Emmanuel Macron’s immigration bill has been shot down by opposition legislators without debate in a blow to the French president’s agenda.
The government has yet to decide whether to keep pushing for the adoption of the bill, intended to strengthen the country’s ability to expel foreigners considered undesirable, or withdraw it.
Members of all opposition groups on the Left and Right voted on a motion providing that the measure be rejected ahead of any debate at the National Assembly. The motion was adopted by 270 votes against 265.
Mr Macron’s centrist government does not have a majority in parliament.
The government can now choose to send the text to the senate for it to continue its difficult legislative journey.

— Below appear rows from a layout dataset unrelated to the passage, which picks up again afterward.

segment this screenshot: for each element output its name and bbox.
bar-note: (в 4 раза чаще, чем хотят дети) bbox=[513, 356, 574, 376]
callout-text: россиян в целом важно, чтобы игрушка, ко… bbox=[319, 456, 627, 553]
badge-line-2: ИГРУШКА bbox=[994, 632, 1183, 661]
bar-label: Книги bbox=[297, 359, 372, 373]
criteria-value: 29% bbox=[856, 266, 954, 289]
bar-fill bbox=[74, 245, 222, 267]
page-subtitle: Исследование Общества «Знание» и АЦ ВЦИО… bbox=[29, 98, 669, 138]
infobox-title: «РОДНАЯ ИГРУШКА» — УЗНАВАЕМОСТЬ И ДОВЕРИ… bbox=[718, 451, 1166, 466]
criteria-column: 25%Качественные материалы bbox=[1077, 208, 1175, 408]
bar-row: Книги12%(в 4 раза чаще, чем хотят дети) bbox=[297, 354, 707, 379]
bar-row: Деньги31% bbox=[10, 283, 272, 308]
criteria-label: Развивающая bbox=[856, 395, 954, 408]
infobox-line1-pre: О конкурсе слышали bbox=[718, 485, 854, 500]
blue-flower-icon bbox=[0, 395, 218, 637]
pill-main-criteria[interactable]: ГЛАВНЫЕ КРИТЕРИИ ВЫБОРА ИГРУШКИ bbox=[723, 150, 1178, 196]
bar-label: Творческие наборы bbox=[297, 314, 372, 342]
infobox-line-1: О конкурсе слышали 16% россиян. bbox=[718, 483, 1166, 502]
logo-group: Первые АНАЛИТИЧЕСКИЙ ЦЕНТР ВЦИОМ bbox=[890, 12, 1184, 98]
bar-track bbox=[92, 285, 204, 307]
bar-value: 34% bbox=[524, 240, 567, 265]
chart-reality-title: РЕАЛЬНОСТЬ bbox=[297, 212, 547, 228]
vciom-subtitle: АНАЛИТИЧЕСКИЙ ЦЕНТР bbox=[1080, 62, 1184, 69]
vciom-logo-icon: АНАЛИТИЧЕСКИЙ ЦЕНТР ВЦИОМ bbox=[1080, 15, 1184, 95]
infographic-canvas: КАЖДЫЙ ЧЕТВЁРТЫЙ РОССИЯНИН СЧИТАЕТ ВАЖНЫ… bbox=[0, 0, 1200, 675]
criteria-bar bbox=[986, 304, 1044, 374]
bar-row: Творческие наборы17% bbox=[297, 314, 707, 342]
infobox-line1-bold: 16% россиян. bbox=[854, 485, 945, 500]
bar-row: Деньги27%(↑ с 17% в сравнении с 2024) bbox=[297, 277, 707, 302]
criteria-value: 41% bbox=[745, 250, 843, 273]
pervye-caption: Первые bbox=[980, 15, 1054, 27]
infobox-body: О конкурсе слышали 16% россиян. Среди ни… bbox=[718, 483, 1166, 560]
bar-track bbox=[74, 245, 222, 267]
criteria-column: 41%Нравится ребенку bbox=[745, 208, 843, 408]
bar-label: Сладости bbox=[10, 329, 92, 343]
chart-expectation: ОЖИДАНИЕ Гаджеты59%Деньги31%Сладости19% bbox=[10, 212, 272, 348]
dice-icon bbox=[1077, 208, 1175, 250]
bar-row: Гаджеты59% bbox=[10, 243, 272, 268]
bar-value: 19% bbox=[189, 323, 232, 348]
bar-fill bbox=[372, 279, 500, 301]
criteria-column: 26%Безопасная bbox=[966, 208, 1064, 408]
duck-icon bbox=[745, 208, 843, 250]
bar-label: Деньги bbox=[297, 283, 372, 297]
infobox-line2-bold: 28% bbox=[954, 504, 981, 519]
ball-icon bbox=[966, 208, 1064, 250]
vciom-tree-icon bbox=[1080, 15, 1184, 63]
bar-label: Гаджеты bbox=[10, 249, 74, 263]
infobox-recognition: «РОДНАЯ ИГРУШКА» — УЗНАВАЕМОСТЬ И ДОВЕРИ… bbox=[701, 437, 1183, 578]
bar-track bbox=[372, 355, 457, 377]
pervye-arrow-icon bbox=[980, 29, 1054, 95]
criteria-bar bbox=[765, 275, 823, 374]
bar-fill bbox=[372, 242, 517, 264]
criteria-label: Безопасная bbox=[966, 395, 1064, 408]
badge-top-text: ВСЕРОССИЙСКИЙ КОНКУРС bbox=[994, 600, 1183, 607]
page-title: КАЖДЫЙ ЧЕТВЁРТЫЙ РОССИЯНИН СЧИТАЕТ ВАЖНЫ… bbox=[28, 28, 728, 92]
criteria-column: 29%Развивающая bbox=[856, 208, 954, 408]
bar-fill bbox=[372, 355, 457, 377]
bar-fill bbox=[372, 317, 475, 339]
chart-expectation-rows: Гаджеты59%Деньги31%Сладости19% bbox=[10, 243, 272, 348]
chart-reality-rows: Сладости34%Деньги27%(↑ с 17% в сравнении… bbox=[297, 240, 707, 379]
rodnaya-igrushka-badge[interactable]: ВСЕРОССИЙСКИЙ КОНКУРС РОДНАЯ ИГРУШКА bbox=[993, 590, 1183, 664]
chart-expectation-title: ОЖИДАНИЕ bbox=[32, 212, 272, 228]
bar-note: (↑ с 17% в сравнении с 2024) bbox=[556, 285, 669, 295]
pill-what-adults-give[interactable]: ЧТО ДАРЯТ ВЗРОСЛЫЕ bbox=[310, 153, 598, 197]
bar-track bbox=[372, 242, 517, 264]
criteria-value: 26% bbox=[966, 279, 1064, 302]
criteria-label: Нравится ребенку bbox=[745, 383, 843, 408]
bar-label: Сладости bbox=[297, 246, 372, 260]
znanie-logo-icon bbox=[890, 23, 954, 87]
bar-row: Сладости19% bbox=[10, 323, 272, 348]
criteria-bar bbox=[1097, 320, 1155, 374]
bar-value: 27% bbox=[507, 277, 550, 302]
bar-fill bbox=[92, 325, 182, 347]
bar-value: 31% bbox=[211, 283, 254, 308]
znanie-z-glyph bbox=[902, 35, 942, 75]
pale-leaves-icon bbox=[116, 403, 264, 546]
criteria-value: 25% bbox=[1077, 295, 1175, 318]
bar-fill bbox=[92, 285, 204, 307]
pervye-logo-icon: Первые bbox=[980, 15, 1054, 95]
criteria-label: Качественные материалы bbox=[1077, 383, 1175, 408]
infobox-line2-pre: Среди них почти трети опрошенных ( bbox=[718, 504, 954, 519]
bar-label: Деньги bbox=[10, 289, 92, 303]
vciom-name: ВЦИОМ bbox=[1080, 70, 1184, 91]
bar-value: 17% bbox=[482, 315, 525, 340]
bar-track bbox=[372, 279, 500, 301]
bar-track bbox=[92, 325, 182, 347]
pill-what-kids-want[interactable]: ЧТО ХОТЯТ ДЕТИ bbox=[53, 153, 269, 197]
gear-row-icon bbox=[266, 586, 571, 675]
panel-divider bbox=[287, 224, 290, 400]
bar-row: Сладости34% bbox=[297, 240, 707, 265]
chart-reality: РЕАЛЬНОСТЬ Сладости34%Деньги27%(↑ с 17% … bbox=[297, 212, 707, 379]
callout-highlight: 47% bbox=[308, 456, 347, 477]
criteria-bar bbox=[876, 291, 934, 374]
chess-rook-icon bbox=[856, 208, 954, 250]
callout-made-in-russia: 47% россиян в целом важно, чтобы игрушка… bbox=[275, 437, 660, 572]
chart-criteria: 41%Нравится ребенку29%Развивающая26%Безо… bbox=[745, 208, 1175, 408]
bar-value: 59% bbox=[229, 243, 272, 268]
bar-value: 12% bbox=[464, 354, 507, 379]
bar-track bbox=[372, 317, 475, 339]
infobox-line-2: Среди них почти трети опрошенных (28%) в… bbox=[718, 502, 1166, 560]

It can also ask a commission composed of seven senators and seven lawmakers from the National Assembly to find a compromise on the bill that would still require approval from both houses of parliament.
Speaking on national television, the interior minister Gérald Darmanin, who championed the bill for months, suggested he would not withdraw it.
“This text will continue its path in line with the constitution,” he said, adding that a decision would soon be made by the government on the next step. He said he offered to resign after Monday’s vote but Mr Macron refused.
Marine Le Pen, the hard-Right legislator, said her National Rally group rejected the bill because it would instead have increased numbers of migrants coming to the country.
Mathilde Panot, president of the hard-Left Rebel France group, said the vote would “spare the country two weeks of xenophobic and racist rhetoric”.